I called Amanda on my desk. “Where exactly is this place?” I had asked her.
“Please hold for brothel listing,” she said sarcastically. “King is off the desk. Let me try Ballsbridge.”
That's how I've come to be outside this supposed whorehouse. Except what do I do now? Is there a secret knock on the door? The restaurant sure looks legitimate. I get out of the car to take a look inside and even pretend to read the menu posted prominently over the counter. Bollywood posters adorn the walls, the obligatory fake potted plants are in the corner, and the smell of turmeric is in the air. But when I wander over to an inside door to the left of the counter, I notice it's slightly more handsome than its surroundings. It contains a panel of buzzers outlined in polished brass. Each buzzer seems to indicate a connection to either an apartment or maybe a room, and one has the name Unique Interiors. Could that be it? I hesitate to begin pushing random buzzers, but Unique Interiors seems like a promising name. The Indian cook behind the counter watches me.

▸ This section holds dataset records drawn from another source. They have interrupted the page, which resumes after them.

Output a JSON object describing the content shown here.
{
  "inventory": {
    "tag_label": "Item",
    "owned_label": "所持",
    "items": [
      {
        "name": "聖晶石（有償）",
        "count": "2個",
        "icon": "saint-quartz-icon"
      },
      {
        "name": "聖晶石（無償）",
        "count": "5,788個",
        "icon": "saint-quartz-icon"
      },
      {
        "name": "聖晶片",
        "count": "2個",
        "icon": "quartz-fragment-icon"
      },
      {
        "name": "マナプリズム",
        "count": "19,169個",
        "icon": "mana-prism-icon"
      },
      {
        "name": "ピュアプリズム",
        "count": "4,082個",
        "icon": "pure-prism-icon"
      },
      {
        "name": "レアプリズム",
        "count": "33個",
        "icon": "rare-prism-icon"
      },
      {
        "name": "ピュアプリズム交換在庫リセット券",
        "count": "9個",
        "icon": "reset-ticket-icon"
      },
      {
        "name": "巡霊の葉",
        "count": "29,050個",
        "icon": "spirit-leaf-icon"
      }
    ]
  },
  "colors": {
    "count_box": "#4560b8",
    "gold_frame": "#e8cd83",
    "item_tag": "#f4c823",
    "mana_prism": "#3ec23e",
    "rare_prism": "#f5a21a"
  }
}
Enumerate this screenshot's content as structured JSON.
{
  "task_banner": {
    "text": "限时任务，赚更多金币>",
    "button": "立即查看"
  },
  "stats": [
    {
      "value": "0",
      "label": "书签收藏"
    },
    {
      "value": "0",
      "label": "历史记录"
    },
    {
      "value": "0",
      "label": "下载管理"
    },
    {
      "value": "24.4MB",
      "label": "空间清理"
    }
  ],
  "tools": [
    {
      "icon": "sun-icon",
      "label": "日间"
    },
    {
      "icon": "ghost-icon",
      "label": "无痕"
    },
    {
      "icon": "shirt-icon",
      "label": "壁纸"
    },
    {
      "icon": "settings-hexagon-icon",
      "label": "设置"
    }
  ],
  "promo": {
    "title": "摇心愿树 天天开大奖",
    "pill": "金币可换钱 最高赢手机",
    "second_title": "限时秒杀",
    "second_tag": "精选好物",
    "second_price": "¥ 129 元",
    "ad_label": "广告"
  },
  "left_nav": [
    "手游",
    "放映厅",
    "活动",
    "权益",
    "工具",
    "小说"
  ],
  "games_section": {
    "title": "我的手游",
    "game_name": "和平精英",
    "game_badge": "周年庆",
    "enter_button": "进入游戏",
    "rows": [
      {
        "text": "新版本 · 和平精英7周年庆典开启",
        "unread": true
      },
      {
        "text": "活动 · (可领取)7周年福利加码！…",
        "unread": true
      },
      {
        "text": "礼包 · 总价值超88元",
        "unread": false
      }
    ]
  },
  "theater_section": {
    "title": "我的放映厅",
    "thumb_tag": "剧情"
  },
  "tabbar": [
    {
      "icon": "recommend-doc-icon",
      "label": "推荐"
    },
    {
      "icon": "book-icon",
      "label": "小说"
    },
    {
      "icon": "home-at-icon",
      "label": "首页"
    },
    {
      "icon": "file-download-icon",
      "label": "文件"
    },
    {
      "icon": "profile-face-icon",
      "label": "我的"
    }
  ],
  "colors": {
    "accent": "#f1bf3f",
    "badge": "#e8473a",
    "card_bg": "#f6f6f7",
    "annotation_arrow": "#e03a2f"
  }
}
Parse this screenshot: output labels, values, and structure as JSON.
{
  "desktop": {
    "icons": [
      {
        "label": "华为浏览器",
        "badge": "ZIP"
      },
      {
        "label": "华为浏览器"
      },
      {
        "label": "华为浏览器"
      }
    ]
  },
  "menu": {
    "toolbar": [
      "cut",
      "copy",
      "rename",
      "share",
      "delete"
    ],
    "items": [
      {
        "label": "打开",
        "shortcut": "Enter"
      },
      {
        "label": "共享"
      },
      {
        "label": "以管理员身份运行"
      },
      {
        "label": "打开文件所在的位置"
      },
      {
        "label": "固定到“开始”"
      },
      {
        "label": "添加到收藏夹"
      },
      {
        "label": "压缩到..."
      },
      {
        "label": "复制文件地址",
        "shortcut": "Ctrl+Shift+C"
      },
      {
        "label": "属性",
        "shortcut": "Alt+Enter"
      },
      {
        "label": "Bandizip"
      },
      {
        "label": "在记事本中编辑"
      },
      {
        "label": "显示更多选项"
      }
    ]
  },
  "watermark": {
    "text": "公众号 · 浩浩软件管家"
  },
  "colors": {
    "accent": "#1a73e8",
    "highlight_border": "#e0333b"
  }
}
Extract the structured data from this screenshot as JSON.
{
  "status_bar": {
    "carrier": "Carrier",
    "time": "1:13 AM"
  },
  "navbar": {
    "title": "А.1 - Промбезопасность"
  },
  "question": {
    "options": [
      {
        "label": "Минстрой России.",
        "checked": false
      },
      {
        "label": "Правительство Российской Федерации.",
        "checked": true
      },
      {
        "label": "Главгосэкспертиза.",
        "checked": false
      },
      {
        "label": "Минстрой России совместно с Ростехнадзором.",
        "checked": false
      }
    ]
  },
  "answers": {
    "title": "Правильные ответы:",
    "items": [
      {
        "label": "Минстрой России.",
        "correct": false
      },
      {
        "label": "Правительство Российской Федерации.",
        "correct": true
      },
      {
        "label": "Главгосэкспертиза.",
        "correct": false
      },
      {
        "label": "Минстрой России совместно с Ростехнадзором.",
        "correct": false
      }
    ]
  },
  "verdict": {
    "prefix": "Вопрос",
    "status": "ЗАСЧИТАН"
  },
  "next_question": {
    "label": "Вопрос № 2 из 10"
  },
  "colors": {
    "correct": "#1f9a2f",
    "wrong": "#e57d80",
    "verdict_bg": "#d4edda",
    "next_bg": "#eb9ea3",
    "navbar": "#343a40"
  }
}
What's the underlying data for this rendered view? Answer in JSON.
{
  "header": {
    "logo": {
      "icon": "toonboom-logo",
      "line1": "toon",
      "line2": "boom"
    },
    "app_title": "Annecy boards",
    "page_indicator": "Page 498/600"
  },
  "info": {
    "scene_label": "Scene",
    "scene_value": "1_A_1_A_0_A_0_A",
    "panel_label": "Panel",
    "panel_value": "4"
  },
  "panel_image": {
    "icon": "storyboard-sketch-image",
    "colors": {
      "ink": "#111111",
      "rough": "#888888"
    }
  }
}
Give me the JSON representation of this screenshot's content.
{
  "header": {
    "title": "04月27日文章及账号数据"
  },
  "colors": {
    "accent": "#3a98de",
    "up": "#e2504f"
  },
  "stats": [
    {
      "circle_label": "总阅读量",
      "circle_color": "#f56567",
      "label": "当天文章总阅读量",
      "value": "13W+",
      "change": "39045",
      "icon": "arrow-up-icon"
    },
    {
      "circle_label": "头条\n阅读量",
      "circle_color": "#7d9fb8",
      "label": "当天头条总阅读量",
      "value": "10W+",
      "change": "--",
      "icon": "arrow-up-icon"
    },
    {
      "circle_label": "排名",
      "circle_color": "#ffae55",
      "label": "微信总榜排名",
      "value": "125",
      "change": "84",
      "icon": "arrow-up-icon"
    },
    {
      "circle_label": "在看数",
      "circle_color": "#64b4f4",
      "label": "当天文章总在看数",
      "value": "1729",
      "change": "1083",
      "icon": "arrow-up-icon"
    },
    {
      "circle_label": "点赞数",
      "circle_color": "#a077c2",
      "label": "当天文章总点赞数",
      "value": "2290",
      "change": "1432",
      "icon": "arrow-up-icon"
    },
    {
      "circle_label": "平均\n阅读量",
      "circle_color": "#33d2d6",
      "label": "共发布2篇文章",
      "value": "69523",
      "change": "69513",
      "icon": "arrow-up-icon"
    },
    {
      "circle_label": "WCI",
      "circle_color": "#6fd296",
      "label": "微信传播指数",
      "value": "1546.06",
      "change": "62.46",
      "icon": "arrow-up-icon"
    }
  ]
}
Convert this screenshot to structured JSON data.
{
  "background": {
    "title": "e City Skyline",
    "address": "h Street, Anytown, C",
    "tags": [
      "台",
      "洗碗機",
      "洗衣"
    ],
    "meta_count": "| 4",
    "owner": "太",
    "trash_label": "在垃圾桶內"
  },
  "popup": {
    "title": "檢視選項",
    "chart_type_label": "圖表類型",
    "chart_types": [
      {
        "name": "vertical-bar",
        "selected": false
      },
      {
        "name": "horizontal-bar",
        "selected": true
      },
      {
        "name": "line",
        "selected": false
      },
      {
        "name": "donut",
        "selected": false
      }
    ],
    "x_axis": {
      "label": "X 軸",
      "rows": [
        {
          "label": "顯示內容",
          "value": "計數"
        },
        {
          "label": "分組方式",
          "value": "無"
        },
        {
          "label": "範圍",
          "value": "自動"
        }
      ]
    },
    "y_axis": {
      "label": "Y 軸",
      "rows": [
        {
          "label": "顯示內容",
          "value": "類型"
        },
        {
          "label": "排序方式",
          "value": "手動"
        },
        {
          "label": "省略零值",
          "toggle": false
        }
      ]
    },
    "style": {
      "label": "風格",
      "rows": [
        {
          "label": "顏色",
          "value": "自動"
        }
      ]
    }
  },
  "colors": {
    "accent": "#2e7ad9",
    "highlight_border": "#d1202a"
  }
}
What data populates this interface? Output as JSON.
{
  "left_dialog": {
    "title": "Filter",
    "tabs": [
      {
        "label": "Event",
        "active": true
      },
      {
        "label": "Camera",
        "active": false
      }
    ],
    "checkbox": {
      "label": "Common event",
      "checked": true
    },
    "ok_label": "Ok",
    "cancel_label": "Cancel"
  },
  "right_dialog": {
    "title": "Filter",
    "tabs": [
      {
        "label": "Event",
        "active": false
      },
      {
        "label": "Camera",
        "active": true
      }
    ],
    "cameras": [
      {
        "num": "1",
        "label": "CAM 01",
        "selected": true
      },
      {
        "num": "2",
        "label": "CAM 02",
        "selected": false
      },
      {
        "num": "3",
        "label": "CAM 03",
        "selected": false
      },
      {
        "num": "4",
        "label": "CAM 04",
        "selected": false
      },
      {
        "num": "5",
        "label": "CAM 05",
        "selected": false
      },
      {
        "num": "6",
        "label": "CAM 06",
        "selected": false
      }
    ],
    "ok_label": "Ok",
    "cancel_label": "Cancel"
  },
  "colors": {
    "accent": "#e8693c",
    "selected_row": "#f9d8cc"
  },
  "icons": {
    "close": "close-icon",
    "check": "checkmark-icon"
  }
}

“You want bathroom, you must buy food,” he says. He's about to say something further but then doesn't.
A woman pushing a child in a stroller tries to enter the restaurant, just as another woman attempts to leave. They start that doorway shuffle of politeness where the one leaving pushes the door open and then holds it while the lady and baby enter. It's while the leaving lady supports the open door with both her hand and leg that I notice the heavy amounts of jewelry on her fingers, the shapeliness of her legs, and the enormous heels on her feet. I follow her onto the sidewalk on a hunch. She looks a bit fancy for this place.
“Oh, excuse me,” I say. She scowls, furrowing her brow to form a number 11 above her eyes. She's too young to appear so worn.
“I'm looking for, um, my boss,” I lie.
“I not know your boss,” she says, and keeps walking, or clomping, in the shoes.
“His wife is about to come here to look for him,” I say slowly, “so I wanted to get him out of here first.”
She takes a long look at me and at my business suit. “I know not nothing that you are saying,” she says a little crossly but not convincingly. I continue with my lie and try to decide where she is from. Russia? Definitely somewhere in Eastern Europe.
“The wife of my boss,” I say slowly as I start to walk the block with her. “I need him to come with me now. He will get caught here and she's a mean bitch,” I add, getting into my story. I've never met Gibbs's wife but I bet she's no bitch.
“You'll lose his business,” I add, desperate to strike a chord here.
“Maybe I help you,” she says, “but I not know your boss's name.”
I start to say
Rudolph
but then don't. Gibbs would never use his real name.
“Oh, um, Mr. er . . .”
“Mr. Dixon or Mr. Lehman?” she asks, knowing exactly what my problem is. She now seems impatient, as if she is on a lunch break and I'm eating away at her precious downtime.